Abstract 16945: Is Exercise Intensity Associated with Clinical or Echocardiographic Outcomes in Hypertrophic Cardiomyopathy?
Background: Guidelines recommend against high intensity athletic activity in hypertrophic cardiomyopathy (HCM). However, the impact of exercise on outcomes or disease progression has not been previously investigated.
Methods: HCM patients with ICDs (N=210) from a single referral center with outcomes collected over mean FU of 4.4 ± 4.1 years participated in a telephone survey regarding their lifetime athletic participation. Cumulative yearly hours engaging in sports >1A intensity (Bethesda guidelines defined) were quantified and averaged over age (“Sports-hours”).

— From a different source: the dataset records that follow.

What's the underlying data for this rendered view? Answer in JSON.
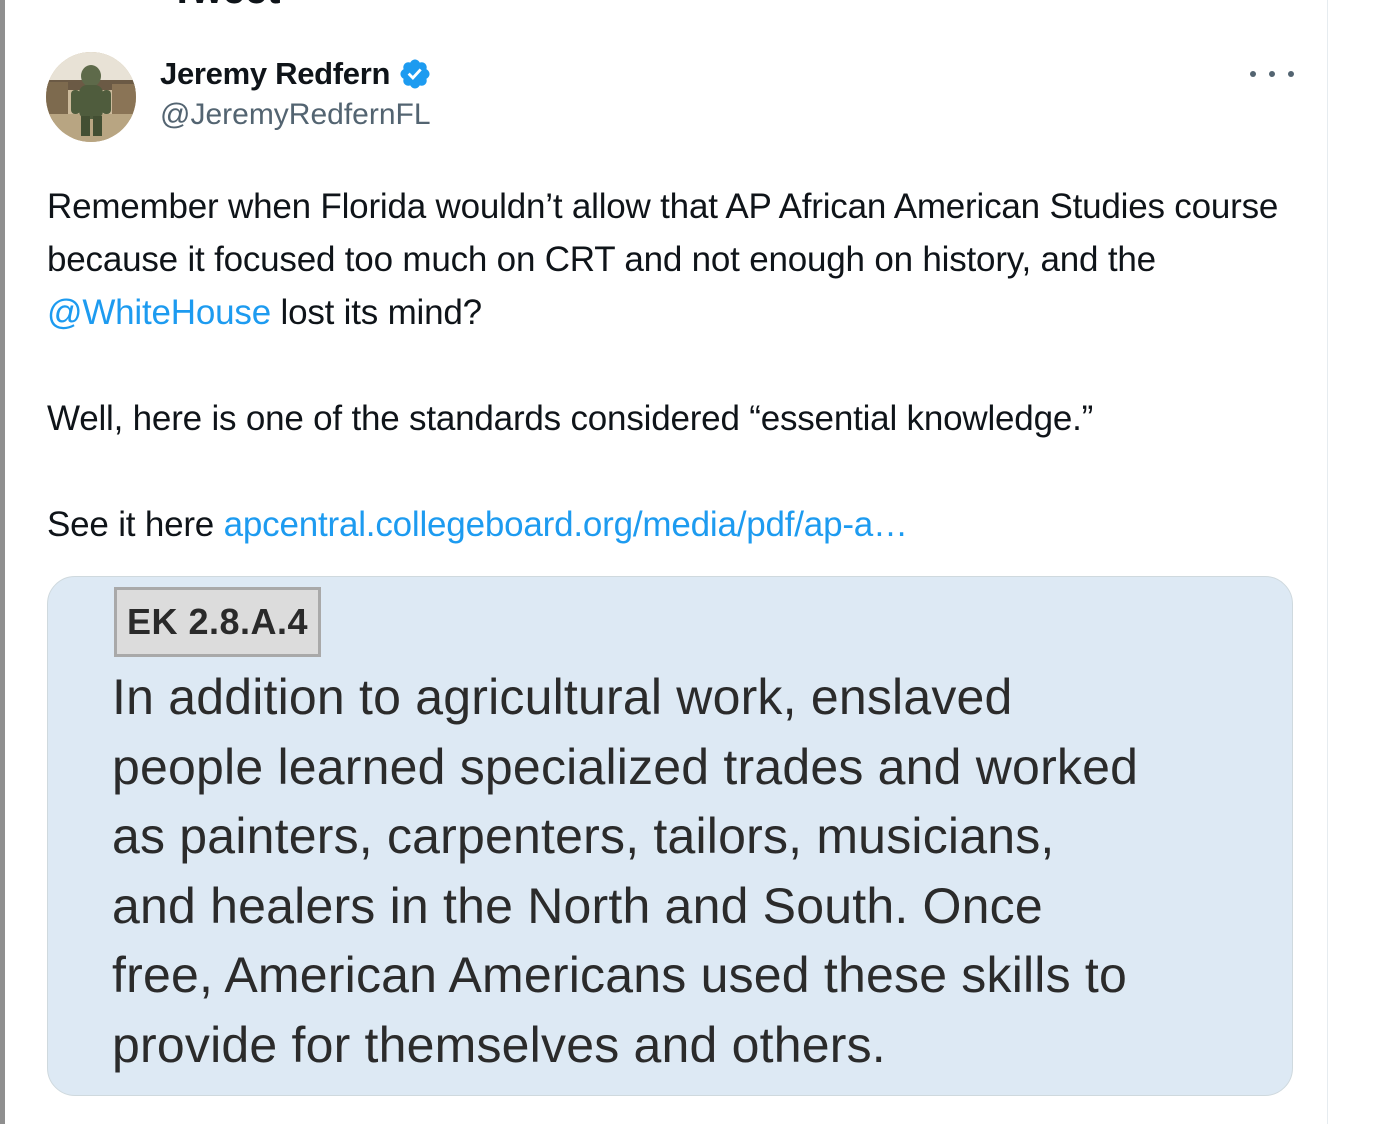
{
  "header": {
    "title": "Tweet"
  },
  "author": {
    "display_name": "Jeremy Redfern",
    "handle": "@JeremyRedfernFL",
    "verified": true,
    "avatar_icon": "avatar-photo",
    "more_icon": "more-options-icon"
  },
  "tweet": {
    "p1_before": "Remember when Florida wouldn’t allow that AP African American Studies course because it focused too much on CRT and not enough on history, and the ",
    "p1_mention": "@WhiteHouse",
    "p1_after": " lost its mind?",
    "p2": "Well, here is one of the standards considered “essential knowledge.”",
    "p3_before": "See it here ",
    "p3_link": "apcentral.collegeboard.org/media/pdf/ap-a…"
  },
  "media": {
    "tag": "EK 2.8.A.4",
    "lines": [
      "In addition to agricultural work, enslaved",
      "people learned specialized trades and worked",
      "as painters, carpenters, tailors, musicians,",
      "and healers in the North and South. Once",
      "free, American Americans used these skills to",
      "provide for themselves and others."
    ]
  },
  "colors": {
    "link": "#1d9bf0",
    "text": "#0f1419",
    "secondary": "#536471",
    "card_bg": "#dde9f4",
    "verified": "#1d9bf0"
  }
}
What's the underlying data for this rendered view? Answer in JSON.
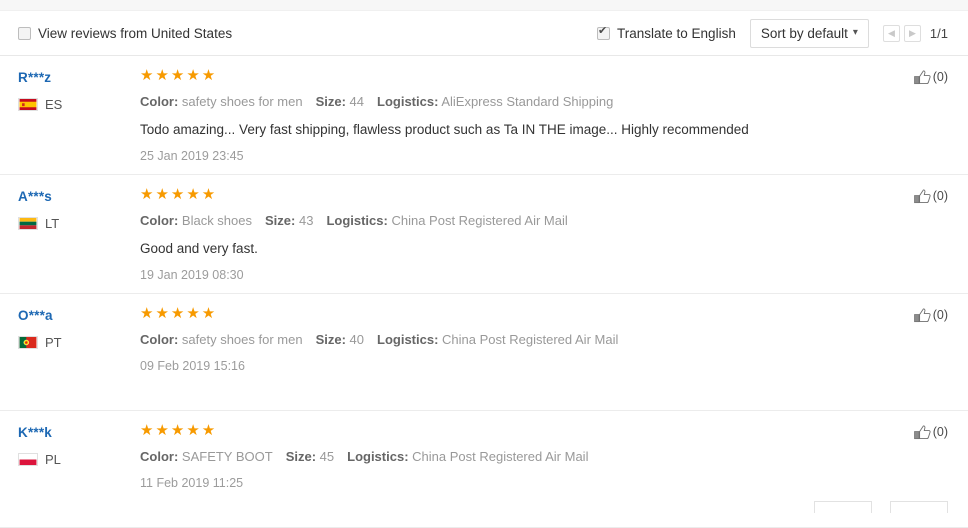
{
  "toolbar": {
    "view_reviews_label": "View reviews from United States",
    "view_reviews_checked": false,
    "translate_label": "Translate to English",
    "translate_checked": true,
    "sort_label": "Sort by default",
    "sort_caret": "chevron-down-icon",
    "prev_glyph": "◀",
    "next_glyph": "▶",
    "page_count": "1/1"
  },
  "labels": {
    "color": "Color:",
    "size": "Size:",
    "logistics": "Logistics:",
    "stars": "★★★★★"
  },
  "reviews": [
    {
      "name": "R***z",
      "country_code": "ES",
      "flag": "flag-spain",
      "rating": 5,
      "color": "safety shoes for men",
      "size": "44",
      "logistics": "AliExpress Standard Shipping",
      "text": "Todo amazing... Very fast shipping, flawless product such as Ta IN THE image... Highly recommended",
      "date": "25 Jan 2019 23:45",
      "likes": "(0)"
    },
    {
      "name": "A***s",
      "country_code": "LT",
      "flag": "flag-lithuania",
      "rating": 5,
      "color": "Black shoes",
      "size": "43",
      "logistics": "China Post Registered Air Mail",
      "text": "Good and very fast.",
      "date": "19 Jan 2019 08:30",
      "likes": "(0)"
    },
    {
      "name": "O***a",
      "country_code": "PT",
      "flag": "flag-portugal",
      "rating": 5,
      "color": "safety shoes for men",
      "size": "40",
      "logistics": "China Post Registered Air Mail",
      "text": "",
      "date": "09 Feb 2019 15:16",
      "likes": "(0)"
    },
    {
      "name": "K***k",
      "country_code": "PL",
      "flag": "flag-poland",
      "rating": 5,
      "color": "SAFETY BOOT",
      "size": "45",
      "logistics": "China Post Registered Air Mail",
      "text": "",
      "date": "11 Feb 2019 11:25",
      "likes": "(0)"
    }
  ],
  "colors": {
    "star": "#f79a00",
    "username": "#1d68b3",
    "muted": "#999999",
    "label": "#666666"
  }
}
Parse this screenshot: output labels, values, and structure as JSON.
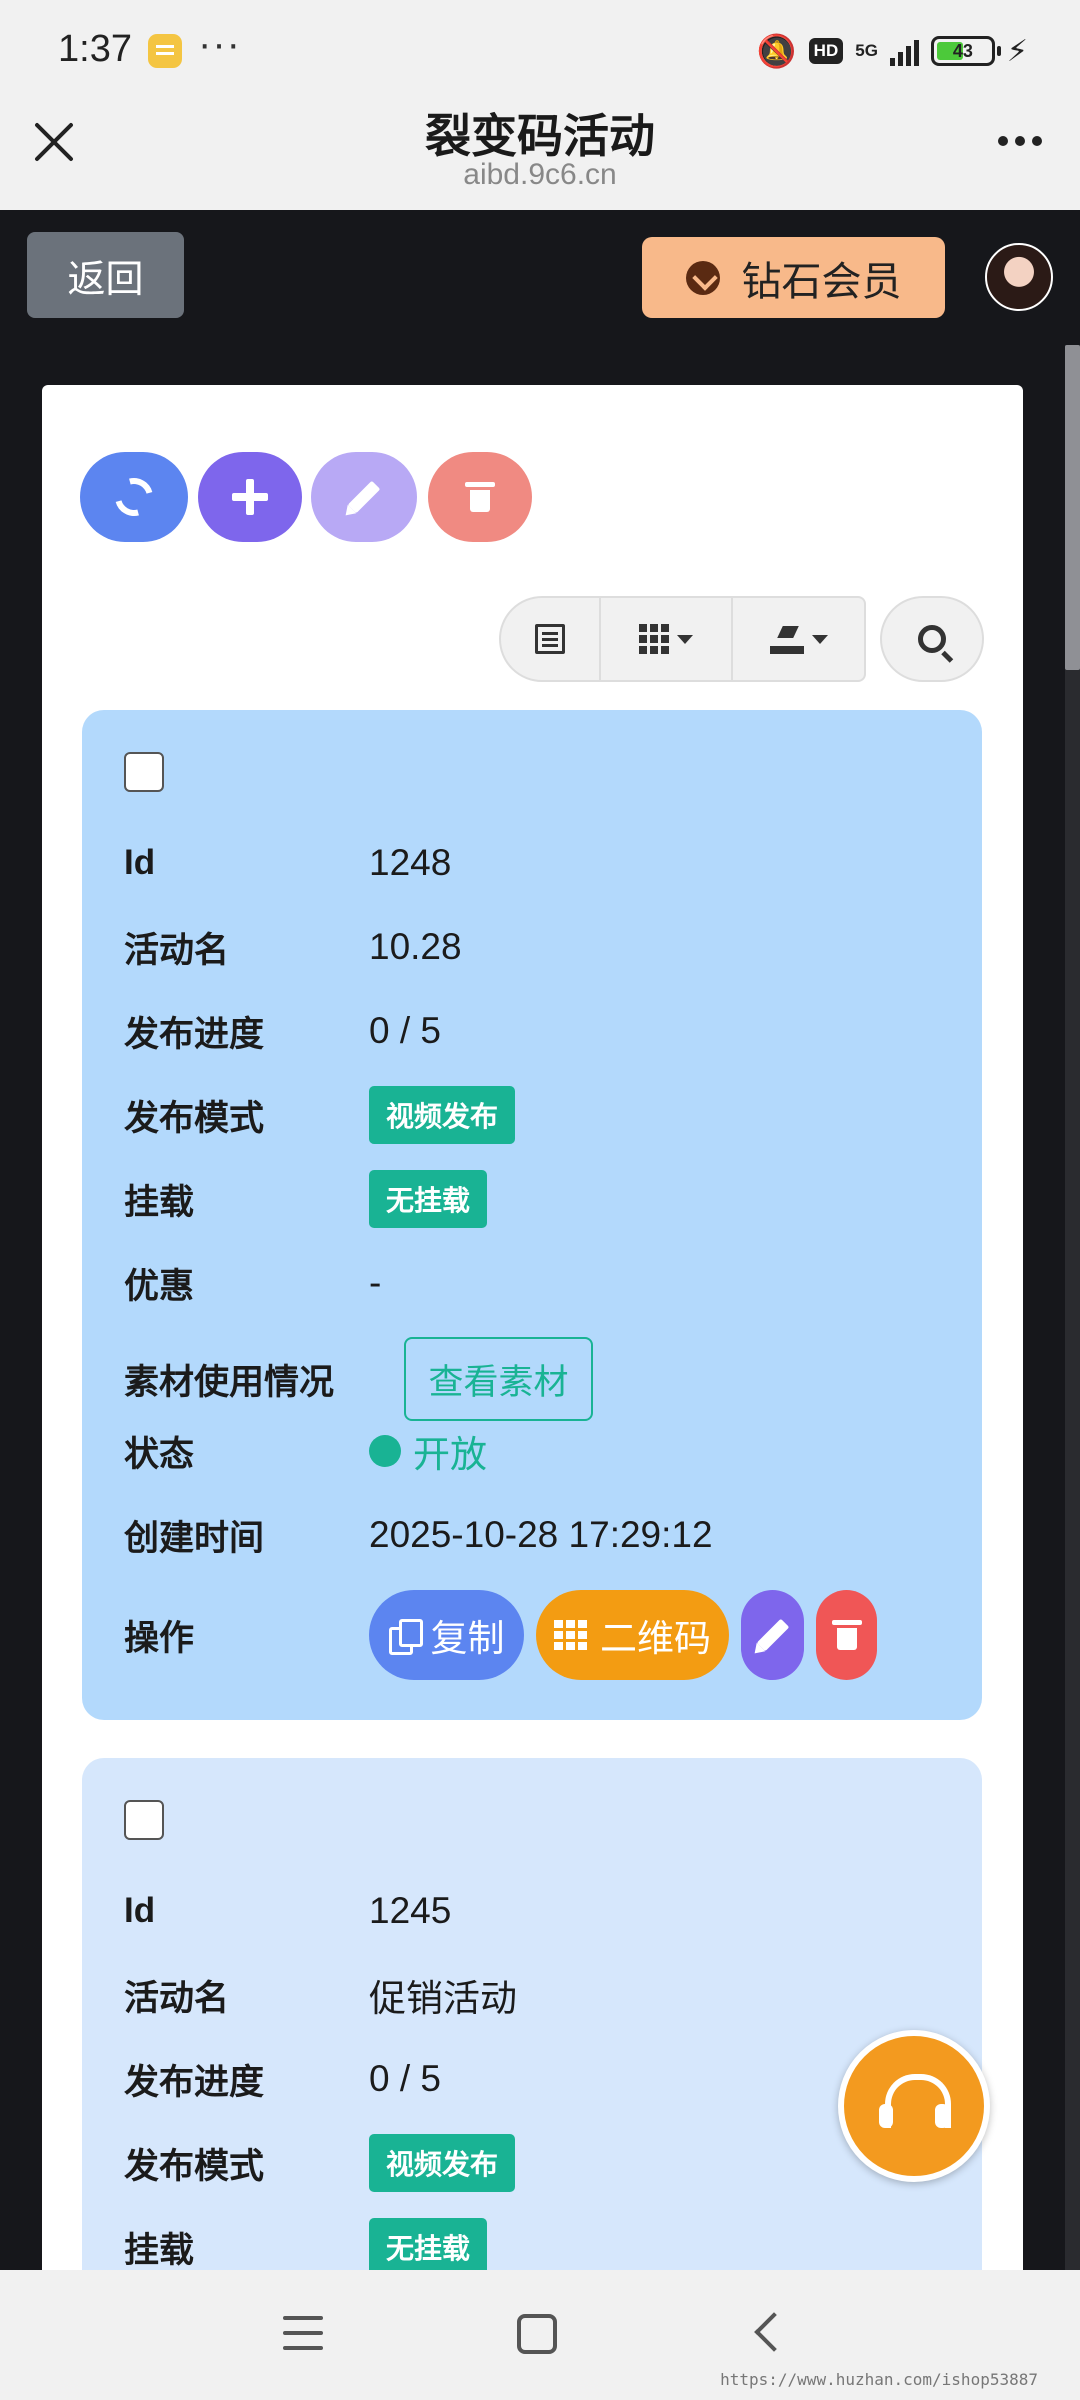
{
  "status_bar": {
    "time": "1:37",
    "network": "5G",
    "hd": "HD",
    "battery": "43",
    "dots": "···"
  },
  "titlebar": {
    "title": "裂变码活动",
    "subtitle": "aibd.9c6.cn"
  },
  "header": {
    "back_label": "返回",
    "vip_label": "钻石会员"
  },
  "colors": {
    "primary": "#5c85f0",
    "purple": "#7e66ec",
    "teal": "#19b394",
    "orange": "#f39c12",
    "red": "#f05656",
    "card_active": "#b3d9fc",
    "card": "#d6e7fc"
  },
  "toolbar": {
    "icons": [
      "refresh-icon",
      "plus-icon",
      "pencil-icon",
      "trash-icon"
    ],
    "group_icons": [
      "list-icon",
      "grid-icon",
      "export-icon"
    ],
    "search_icon": "search-icon"
  },
  "labels": {
    "id": "Id",
    "name": "活动名",
    "progress": "发布进度",
    "mode": "发布模式",
    "mount": "挂载",
    "discount": "优惠",
    "material": "素材使用情况",
    "status": "状态",
    "created": "创建时间",
    "actions": "操作"
  },
  "actions": {
    "copy": "复制",
    "qrcode": "二维码"
  },
  "records": [
    {
      "id": "1248",
      "name": "10.28",
      "progress": "0 / 5",
      "mode": "视频发布",
      "mount": "无挂载",
      "discount": "-",
      "material_button": "查看素材",
      "status": "开放",
      "created": "2025-10-28 17:29:12"
    },
    {
      "id": "1245",
      "name": "促销活动",
      "progress": "0 / 5",
      "mode": "视频发布",
      "mount": "无挂载"
    }
  ],
  "watermark": "https://www.huzhan.com/ishop53887"
}
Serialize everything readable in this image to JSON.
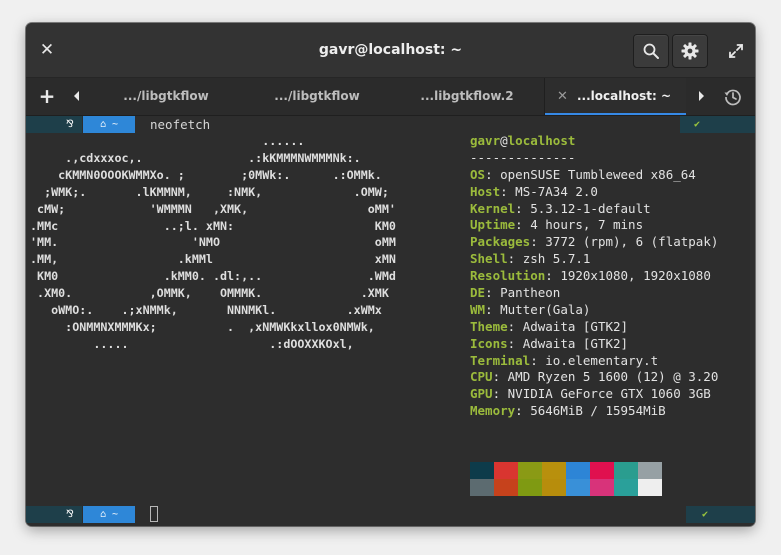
{
  "window": {
    "title": "gavr@localhost: ~",
    "close_glyph": "✕",
    "search_icon": "search-icon",
    "settings_icon": "gear-icon",
    "fullscreen_icon": "maximize-icon"
  },
  "tabs": {
    "add_glyph": "+",
    "items": [
      {
        "label": ".../libgtkflow"
      },
      {
        "label": ".../libgtkflow"
      },
      {
        "label": "...libgtkflow.2"
      },
      {
        "label": "...localhost: ~",
        "active": true
      }
    ],
    "close_glyph": "✕"
  },
  "prompt": {
    "os_glyph": "⅋",
    "home_glyph": "⌂",
    "dir": "~",
    "ok_glyph": "✔",
    "command": "neofetch"
  },
  "logo_lines": [
    "                                 ......",
    "     .,cdxxxoc,.               .:kKMMMNWMMMNk:.",
    "    cKMMN0OOOKWMMXo. ;        ;0MWk:.      .:OMMk.",
    "  ;WMK;.       .lKMMNM,     :NMK,             .OMW;",
    " cMW;            'WMMMN   ,XMK,                 oMM'",
    ".MMc               ..;l. xMN:                    KM0",
    "'MM.                   'NMO                      oMM",
    ".MM,                 .kMMl                       xMN",
    " KM0               .kMM0. .dl:,..               .WMd",
    " .XM0.           ,OMMK,    OMMMK.              .XMK",
    "   oWMO:.    .;xNMMk,       NNNMKl.          .xWMx",
    "     :ONMMNXMMMKx;          .  ,xNMWKkxllox0NMWk,",
    "         .....                    .:dOOXXKOxl,"
  ],
  "info": {
    "user": "gavr",
    "at": "@",
    "host": "localhost",
    "separator": "--------------",
    "fields": [
      {
        "key": "OS",
        "value": "openSUSE Tumbleweed x86_64"
      },
      {
        "key": "Host",
        "value": "MS-7A34 2.0"
      },
      {
        "key": "Kernel",
        "value": "5.3.12-1-default"
      },
      {
        "key": "Uptime",
        "value": "4 hours, 7 mins"
      },
      {
        "key": "Packages",
        "value": "3772 (rpm), 6 (flatpak)"
      },
      {
        "key": "Shell",
        "value": "zsh 5.7.1"
      },
      {
        "key": "Resolution",
        "value": "1920x1080, 1920x1080"
      },
      {
        "key": "DE",
        "value": "Pantheon"
      },
      {
        "key": "WM",
        "value": "Mutter(Gala)"
      },
      {
        "key": "Theme",
        "value": "Adwaita [GTK2]"
      },
      {
        "key": "Icons",
        "value": "Adwaita [GTK2]"
      },
      {
        "key": "Terminal",
        "value": "io.elementary.t"
      },
      {
        "key": "CPU",
        "value": "AMD Ryzen 5 1600 (12) @ 3.20"
      },
      {
        "key": "GPU",
        "value": "NVIDIA GeForce GTX 1060 3GB"
      },
      {
        "key": "Memory",
        "value": "5646MiB / 15954MiB"
      }
    ]
  },
  "palette": {
    "row1": [
      "#0d3b4a",
      "#d93530",
      "#8a9a15",
      "#b8900d",
      "#2d85d6",
      "#e0104f",
      "#2a9d8f",
      "#96a0a4"
    ],
    "row2": [
      "#5c6b70",
      "#c6421c",
      "#7f9a12",
      "#b78d0c",
      "#3990d8",
      "#d8337a",
      "#2aa09a",
      "#eeeeee"
    ]
  }
}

Associations of “sports-hours” with outcomes of death/transplant (TX), appropriate ICD shock, and changes in echo parameters between the earliest and latest available echos (mean 8.5 ± 5.2 years apart) were analyzed.
Results: Patients’ mean age was 50 ± 14 years, 62% were male, and 17 were NYHA class 3/4. Four died, 7 underwent Tx and 55 received an ICD shock (20 appropriate; 35 inappropriate) during FU. 183 pts had participated in sports > 1A intensity, 114 at competitive levels, with 29 (14%) currently participating. Mean “sports-hours” was 76 ± 122. Reported reasons for stopping sports included: non-HCM related (N=63); HCM-related symptoms, (n=36) physician recommendation,(n=8) and ICD placement (n=4).
“Sports-hours” were not associated with death/TX, ICD shock, or NYHA 3/ 4 in bivariate analysis or multivariate controlling for age, fractional shortening (FS), or NYHA 3/4 (for other outcomes) Pts currently participating in sports > 1A were not more likely to experience an appropriate shock, 7% vs 9%, p NS. Those in the top quartile of “sports-hours” (>92 hours/year) showed no difference in change in max wall thickness, left atrial size or LV diastolic diameter but showed less increase in LV systolic diameter (0.52 vs 0.88mm/year, p < 0.05) and less decrease in FS (0.54% vs 1.2% per year) than those exercising less. Following adjustment for age, NYHA 3/4 and death/TX in FU, the association of more extensive exercise participation with less deterioration of cardiac function (FS) remained significant.
Conclusions: More extensive sports participation was not associated with adverse clinical outcome or echo progression in HCM. Prospective studies are needed.
Author Disclosures: E.C. DePasquale: Consultant/Advisory Board; Modest; XdX. C. O’Mahony: None. V. Amin: None. P.M. Elliott: None. W.J. McKenna: None. R. Lampert: Research Grant; Significant; Medtronic, Boston Scientific, St. Jude.
- © 2014 by American Heart Association, Inc.